If the jury believed plaintiff's testimony, the machine was still when, at Guttery's request, he undertook to take up the slack in the chain, and while his hand was pressing the lever, and the "dog" was being moved from one notch to another, Guttery applied power to the machine, and the sudden jump that resulted caused the lever to escape and rebound, so as to strike and injure plaintiff.
On plaintiff's statement and theory of the case, his injury was clearly the result solely of the negligence of Guttery in starting or accelerating the machine prematurely. In doing this, Guttery was not acting as a superintendent, but as an ordinary laborer and fellow servant of plaintiff. For his negligence in that capacity, plaintiff was not entitled to recover. K. C., etc., R. R. Co. v. Burton, 97 Ala. 240, 12 So. 88; Dantzler v. De Bardeleben Coal Co., 101 Ala. 309, 14 So. 10, 22 L.R.A. 361; Freeman v. Sloss-Sheffield S. I. Co., 137 Ala. 481, 34 So. 612; L. N. R. R. Co. v. Andrews, 171 Ala. 200, 54 So. 553; Linderman v. Tenn., etc., Co., 177 Ala. 378, 58 So. 900.
The only contradiction of plaintiff's testimony is found in the testimony of Guttery, who denies that he gave any instruction to plaintiff on this occasion, and who says that the machine had not stopped and become stationary just prior to plaintiff's injury.
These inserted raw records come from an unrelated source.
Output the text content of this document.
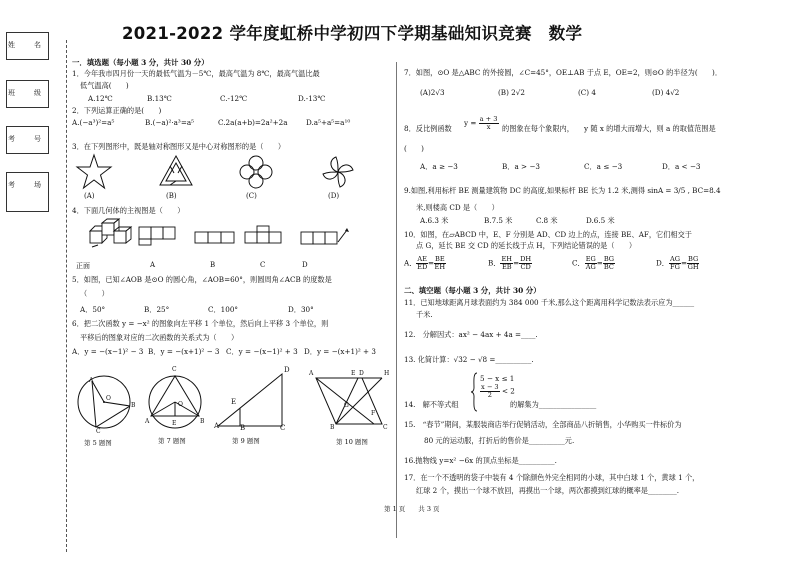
姓　名
班　级
考　号
考　场
2021-2022 学年度虹桥中学初四下学期基础知识竞赛　数学
一．填选题（每小题 3 分，共计 30 分）
1．今年我市四月份一天的最低气温为－5℃，最高气温为 8℃，最高气温比最
低气温高(　　)
A.12℃	B.13℃	C.-12℃	D.-13℃
2．下列运算正确的是(　　)
A.(−a³)²=a⁵	B.(−a)²·a³=a⁵	C.2a(a+b)=2a²+2a	D.a⁵+a⁵=a¹⁰
3．在下列图形中，既是轴对称图形又是中心对称图形的是（　　）
(A)	(B)	(C)	(D)
4．下面几何体的主视图是（　　）
正面	A	B	C	D
5．如图，已知∠AOB 是⊙O 的圆心角，∠AOB=60°，则圆周角∠ACB 的度数是
（　　）
A．50°	B．25°	C．100°	D．30°
6．把二次函数 y = −x² 的图象向左平移 1 个单位，然后向上平移 3 个单位，则
平移后的图象对应的二次函数的关系式为（　　）
A．y = −(x−1)² − 3 B．y = −(x+1)² − 3 C．y = −(x−1)² + 3 D．y = −(x+1)² + 3
A
B
C
O
第 5 题图
C
A
O
B
E
第 7 题图
E
A	B
D
C
第 9 题图
A
B	C
D
E
F
G
H
第 10 题图
7．如图，⊙O 是△ABC 的外接圆，∠C=45°，OE⊥AB 于点 E，OE=2，则⊙O 的半径为(　　)．
(A)2√3	(B) 2√2	(C) 4	(D) 4√2
8．反比例函数
$y = \frac{a + 3}{x}$ 的图象在每个象限内， y 随 x 的增大而增大，则 a 的取值范围是
(　　)
A．a ≥ −3	B．a > −3	C．a ≤ −3	D．a < −3
9.如图,利用标杆 BE 测量建筑物 DC 的高度,如果标杆 BE 长为 1.2 米,测得 sinA = 3/5 , BC=8.4
米,则楼高 CD 是（　　）
A.6.3 米	B.7.5 米	C.8 米	D.6.5 米
10．如图，在▱ABCD 中，E、F 分别是 AD、CD 边上的点，连接 BE、AF，它们相交于
点 G，延长 BE 交 CD 的延长线于点 H，下列结论错误的是（　　）
A． $\frac{AE}{ED}= \frac{BE}{EH}$	B． $\frac{EH}{EB}= \frac{DH}{CD}$	C． $\frac{EG}{AG}= \frac{BG}{BC}$	D． $\frac{AG}{FG}= \frac{BG}{GH}$
二、填空题（每小题 3 分，共计 30 分）
11．已知地球距离月球表面约为 384 000 千米,那么这个距离用科学记数法表示应为______
千米.
12.　分解因式：ax² − 4ax + 4a =____.
13. 化简计算：√32 − √8 =__________.
14.　解不等式组
5 − x ≤ 1
$\frac{x - 3}{2} < 2$
的解集为________________
15.　“春节”期间，某服装商店举行促销活动，全部商品八折销售，小华购买一件标价为
80 元的运动服，打折后的售价是__________元.
16.抛物线 y=x² −6x 的顶点坐标是__________.
17．在一个不透明的袋子中装有 4 个除颜色外完全相同的小球，其中白球 1 个，黄球 1 个，
红球 2 个，摸出一个球不放回，再摸出一个球，两次都摸到红球的概率是________.
第 1 页　　共 3 页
And Guttery significantly says that —
"Plaintiff laid down his shovel and went back, and I reversed the machine to pull back, and I heard him holler, and I went to him."
But, whatever may have been the conclusion of the jury as to these contradictions, the only possible inference from the entire testimony was that Guttery's negligent operation of the machine was the sole proximate cause of plaintiff's injury, either by reason of the sudden starting of the machine while it was stationary, or by reason of the sudden reversal of the machine while it was moving, and while plaintiff was operating the lever.
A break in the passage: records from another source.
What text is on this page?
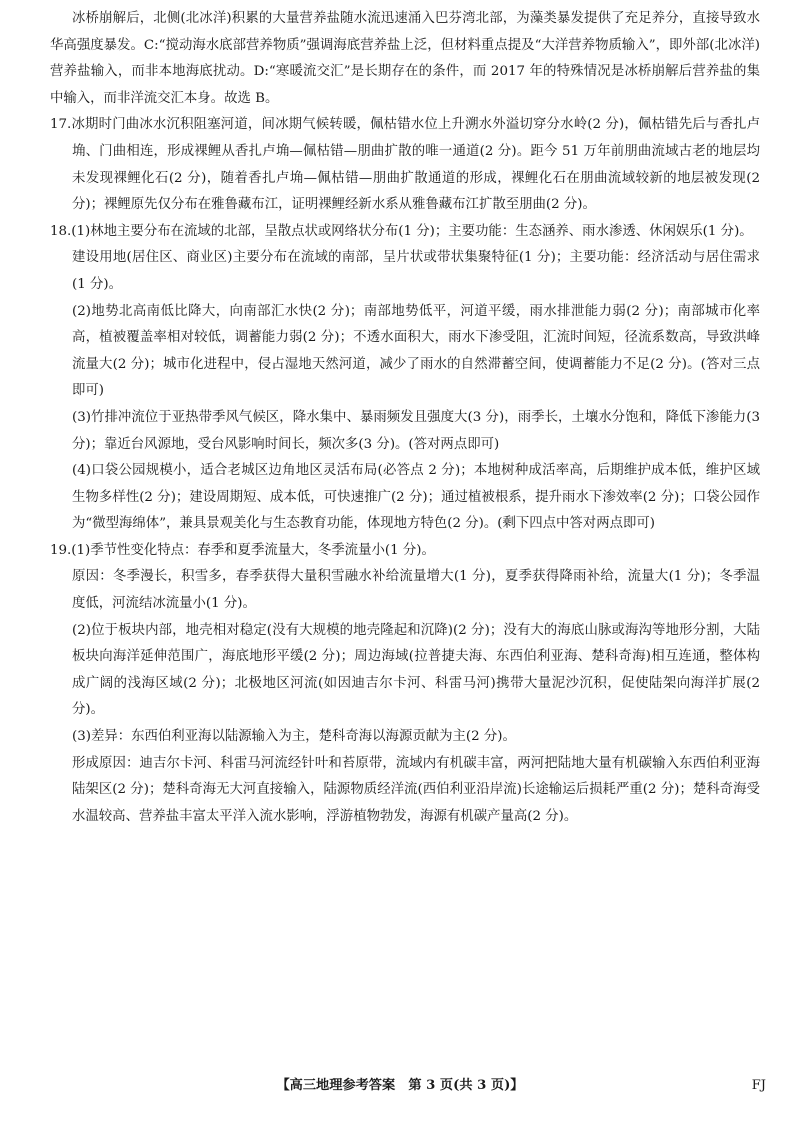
冰桥崩解后，北侧(北冰洋)积累的大量营养盐随水流迅速涌入巴芬湾北部，为藻类暴发提供了充足养分，直接导致水华高强度暴发。C:“搅动海水底部营养物质”强调海底营养盐上泛，但材料重点提及“大洋营养物质输入”，即外部(北冰洋)营养盐输入，而非本地海底扰动。D:“寒暖流交汇”是长期存在的条件，而 2017 年的特殊情况是冰桥崩解后营养盐的集中输入，而非洋流交汇本身。故选 B。

17.冰期时门曲冰水沉积阻塞河道，间冰期气候转暖，佩枯错水位上升溯水外溢切穿分水岭(2 分)，佩枯错先后与香扎卢埆、门曲相连，形成裸鲤从香扎卢埆—佩枯错—朋曲扩散的唯一通道(2 分)。距今 51 万年前朋曲流域古老的地层均未发现裸鲤化石(2 分)，随着香扎卢埆—佩枯错—朋曲扩散通道的形成，裸鲤化石在朋曲流域较新的地层被发现(2 分)；裸鲤原先仅分布在雅鲁藏布江，证明裸鲤经新水系从雅鲁藏布江扩散至朋曲(2 分)。

18.(1)林地主要分布在流域的北部，呈散点状或网络状分布(1 分)；主要功能：生态涵养、雨水渗透、休闲娱乐(1 分)。

建设用地(居住区、商业区)主要分布在流域的南部，呈片状或带状集聚特征(1 分)；主要功能：经济活动与居住需求(1 分)。

(2)地势北高南低比降大，向南部汇水快(2 分)；南部地势低平，河道平缓，雨水排泄能力弱(2 分)；南部城市化率高，植被覆盖率相对较低，调蓄能力弱(2 分)；不透水面积大，雨水下渗受阻，汇流时间短，径流系数高，导致洪峰流量大(2 分)；城市化进程中，侵占湿地天然河道，减少了雨水的自然滞蓄空间，使调蓄能力不足(2 分)。(答对三点即可)

(3)竹排冲流位于亚热带季风气候区，降水集中、暴雨频发且强度大(3 分)，雨季长，土壤水分饱和，降低下渗能力(3 分)；靠近台风源地，受台风影响时间长，频次多(3 分)。(答对两点即可)

(4)口袋公园规模小，适合老城区边角地区灵活布局(必答点 2 分)；本地树种成活率高，后期维护成本低，维护区域生物多样性(2 分)；建设周期短、成本低，可快速推广(2 分)；通过植被根系，提升雨水下渗效率(2 分)；口袋公园作为“微型海绵体”，兼具景观美化与生态教育功能，体现地方特色(2 分)。(剩下四点中答对两点即可)

19.(1)季节性变化特点：春季和夏季流量大，冬季流量小(1 分)。

原因：冬季漫长，积雪多，春季获得大量积雪融水补给流量增大(1 分)，夏季获得降雨补给，流量大(1 分)；冬季温度低，河流结冰流量小(1 分)。

(2)位于板块内部，地壳相对稳定(没有大规模的地壳隆起和沉降)(2 分)；没有大的海底山脉或海沟等地形分割，大陆板块向海洋延伸范围广，海底地形平缓(2 分)；周边海域(拉普捷夫海、东西伯利亚海、楚科奇海)相互连通，整体构成广阔的浅海区域(2 分)；北极地区河流(如因迪吉尔卡河、科雷马河)携带大量泥沙沉积，促使陆架向海洋扩展(2 分)。

(3)差异：东西伯利亚海以陆源输入为主，楚科奇海以海源贡献为主(2 分)。

形成原因：迪吉尔卡河、科雷马河流经针叶和苔原带，流域内有机碳丰富，两河把陆地大量有机碳输入东西伯利亚海陆架区(2 分)；楚科奇海无大河直接输入，陆源物质经洋流(西伯利亚沿岸流)长途输运后损耗严重(2 分)；楚科奇海受水温较高、营养盐丰富太平洋入流水影响，浮游植物勃发，海源有机碳产量高(2 分)。

【高三地理参考答案　第 3 页(共 3 页)】	FJ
In view of this testimony, and these alternative inferences which are exclusive of all others, a recovery could not be predicated on Langley's failure to warn plaintiff of the dangers of his work behind the machine, nor on Guttery's alleged negligence in ordering plaintiff to take up the slack while the machine was in motion; for it is clear that neither of these things was the proximate cause of plaintiff's mishap.
The trial court was therefore justified in ignoring the issues made by counts 5 and 6, and in giving for defendant the general affirmative charge on the whole case.
For the same reason, if there was error in sustaining the demurrer to count 3, it was error without injury, since, on plaintiff's own testimony, he understood how to take out the slack, and his injury was in no possible sense attributable to this lack of knowledge or skill in that regard.
It results that the assignments of error are without merit, and the judgment must be affirmed.
Affirmed.
ANDERSON, C. J., and MAYFIELD and THOMAS, JJ., concur.